Lead Product Designer and Product Manager

Designing a community-driven commerce experience for geeks and gamers.
Loot Crate’s audience of geeks and gamers were deeply passionate about their fandoms, but they lacked a dedicated space to connect with one another inside the Loot Crate ecosystem. Community engagement primarily lived on external platforms like Facebook groups, fragmenting the experience and limiting Loot Crate’s ability to create meaningful, ongoing relationships with its customers. At the same time, Loot Crate was undergoing a rebranding effort, with a growing and increasingly complex product catalog.
Key obstacles that required strategic design thinking to overcome.

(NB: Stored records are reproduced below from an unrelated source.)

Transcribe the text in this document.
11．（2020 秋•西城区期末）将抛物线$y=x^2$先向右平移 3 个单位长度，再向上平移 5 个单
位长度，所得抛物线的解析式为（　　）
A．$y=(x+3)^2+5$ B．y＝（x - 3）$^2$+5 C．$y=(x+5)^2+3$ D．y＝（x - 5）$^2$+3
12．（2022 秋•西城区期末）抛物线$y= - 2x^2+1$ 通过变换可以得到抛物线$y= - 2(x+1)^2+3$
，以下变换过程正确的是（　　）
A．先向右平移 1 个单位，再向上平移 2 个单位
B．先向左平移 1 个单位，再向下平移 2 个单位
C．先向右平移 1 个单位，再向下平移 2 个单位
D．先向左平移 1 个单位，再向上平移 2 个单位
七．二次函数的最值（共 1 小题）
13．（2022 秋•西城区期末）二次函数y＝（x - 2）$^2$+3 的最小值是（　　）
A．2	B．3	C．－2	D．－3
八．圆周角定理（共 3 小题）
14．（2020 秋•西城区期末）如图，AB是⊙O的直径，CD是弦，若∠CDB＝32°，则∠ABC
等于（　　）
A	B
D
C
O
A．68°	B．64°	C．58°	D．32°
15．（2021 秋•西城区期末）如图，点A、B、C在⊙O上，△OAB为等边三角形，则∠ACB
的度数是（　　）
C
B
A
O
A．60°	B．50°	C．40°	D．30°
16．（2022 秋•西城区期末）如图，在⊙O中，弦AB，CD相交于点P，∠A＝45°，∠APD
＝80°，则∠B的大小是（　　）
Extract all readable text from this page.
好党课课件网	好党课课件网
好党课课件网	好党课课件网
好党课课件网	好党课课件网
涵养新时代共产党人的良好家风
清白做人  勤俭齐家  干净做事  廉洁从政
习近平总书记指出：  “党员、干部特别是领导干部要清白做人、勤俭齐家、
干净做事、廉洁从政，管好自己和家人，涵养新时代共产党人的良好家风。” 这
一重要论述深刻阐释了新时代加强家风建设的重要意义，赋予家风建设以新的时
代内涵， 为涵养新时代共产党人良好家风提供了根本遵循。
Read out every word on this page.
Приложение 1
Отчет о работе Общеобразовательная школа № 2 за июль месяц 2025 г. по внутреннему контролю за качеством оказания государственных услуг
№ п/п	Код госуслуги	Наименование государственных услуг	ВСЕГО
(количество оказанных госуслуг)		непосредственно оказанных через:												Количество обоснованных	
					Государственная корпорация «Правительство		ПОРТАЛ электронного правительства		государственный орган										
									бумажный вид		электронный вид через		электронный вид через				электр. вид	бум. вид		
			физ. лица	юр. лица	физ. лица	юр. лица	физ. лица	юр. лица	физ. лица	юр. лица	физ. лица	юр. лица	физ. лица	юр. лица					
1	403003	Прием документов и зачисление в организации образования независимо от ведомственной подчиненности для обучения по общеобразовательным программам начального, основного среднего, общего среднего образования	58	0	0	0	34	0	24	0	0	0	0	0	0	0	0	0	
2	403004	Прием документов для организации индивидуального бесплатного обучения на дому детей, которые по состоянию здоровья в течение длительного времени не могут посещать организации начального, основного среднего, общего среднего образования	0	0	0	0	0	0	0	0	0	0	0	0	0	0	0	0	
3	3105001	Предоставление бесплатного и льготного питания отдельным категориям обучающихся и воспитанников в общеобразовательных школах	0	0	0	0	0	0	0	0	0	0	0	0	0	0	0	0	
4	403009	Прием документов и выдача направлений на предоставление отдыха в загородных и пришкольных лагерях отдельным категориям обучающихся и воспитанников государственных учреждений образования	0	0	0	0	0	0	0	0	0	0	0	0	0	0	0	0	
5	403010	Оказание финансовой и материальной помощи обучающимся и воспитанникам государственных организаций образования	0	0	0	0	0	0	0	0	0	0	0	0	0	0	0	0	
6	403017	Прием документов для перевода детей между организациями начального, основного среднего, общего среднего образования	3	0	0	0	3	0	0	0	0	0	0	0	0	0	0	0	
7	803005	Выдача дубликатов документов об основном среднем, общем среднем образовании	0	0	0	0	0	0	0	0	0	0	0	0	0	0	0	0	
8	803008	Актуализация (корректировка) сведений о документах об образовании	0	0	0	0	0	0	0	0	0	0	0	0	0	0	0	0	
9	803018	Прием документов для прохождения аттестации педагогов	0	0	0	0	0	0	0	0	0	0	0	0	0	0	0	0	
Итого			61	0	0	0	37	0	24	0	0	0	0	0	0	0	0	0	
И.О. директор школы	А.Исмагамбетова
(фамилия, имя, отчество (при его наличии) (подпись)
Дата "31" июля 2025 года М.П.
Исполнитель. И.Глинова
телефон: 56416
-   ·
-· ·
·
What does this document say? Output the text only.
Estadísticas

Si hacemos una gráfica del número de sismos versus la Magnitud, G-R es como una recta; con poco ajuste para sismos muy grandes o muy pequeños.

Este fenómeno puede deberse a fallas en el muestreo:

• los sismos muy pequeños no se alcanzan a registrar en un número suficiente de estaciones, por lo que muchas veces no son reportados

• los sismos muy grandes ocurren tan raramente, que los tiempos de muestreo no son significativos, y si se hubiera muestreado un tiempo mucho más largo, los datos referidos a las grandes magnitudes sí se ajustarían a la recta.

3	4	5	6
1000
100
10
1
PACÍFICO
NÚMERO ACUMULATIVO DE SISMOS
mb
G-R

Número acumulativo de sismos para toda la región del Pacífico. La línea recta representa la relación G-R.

Community Without Fragmentation — Users wanted to connect around shared interests without leaving the Loot Crate ecosystem
Product Clarity During Rebrand — The expanding crate catalog needed a clear value proposition for each offering
Information Overload — Balancing content, conversation, and commerce without overwhelming users
Web-to-Mobile Translation — Determining which web features enhanced mobile and which introduced friction
Design a mobile-first experience that allows Loot Crate’s community to connect, express fandom, and discover products in one cohesive platform. Success meant increased engagement, clearer product discovery, and higher conversion without sacrificing usability or clarity.
Primary users were Loot Crate subscribers and fans of gaming, sci-fi, comics, and pop culture. These users were highly expressive, community-driven, and motivated by discovery and exclusivity, but had low tolerance for cluttered interfaces or unclear product value.
Fandom is social by nature. If community and commerce are designed together, discovery becomes engagement, not interruption.
The Loot Crate iOS app was designed as a community-first commerce platform. It combined a structured product catalog with social features that allowed users to gather around topics, comment, and engage with content tied directly to their fandoms. Rather than replicating the website, the app focused on clarity, conversation, and momentum.
Community drives retention. Clarity beats completeness. Content should guide, not distract. Mobile-first means removing friction, not shrinking the web.
Structuring Content During Rebrand: Products were reclassified by fandom to create a clearer digital catalog and reduce cognitive load. Balancing Social and Commerce: Core MVP features were prioritized to support conversation and purchasing without overbuilding social mechanics.
1. Entry and Discovery: Users enter through fandom-driven content rather than a traditional storefront. 2. Topics and Content Feed: Users browse and engage with topics tied to specific fandoms. 3. Community Interaction: Commenting and discussion reinforce engagement. 4. Product Exploration: Crates surfaced contextually with clear value propositions. 5. Purchase: A streamlined buying experience reduces friction.
Within the first month of launch, the Loot Crate iOS app became the preferred platform for mobile users. Web daily active users declined as customers migrated to the app. The app achieved a 12.3 percent conversion rate from storefront to checkout and reached over 500,000 monthly active users within the first 27 days.
For brands built on passion and identity, community is not a feature. It is the product. This project shows how aligning social interaction with commerce can drive engagement, loyalty, and measurable business impact when designed with clarity and restraint.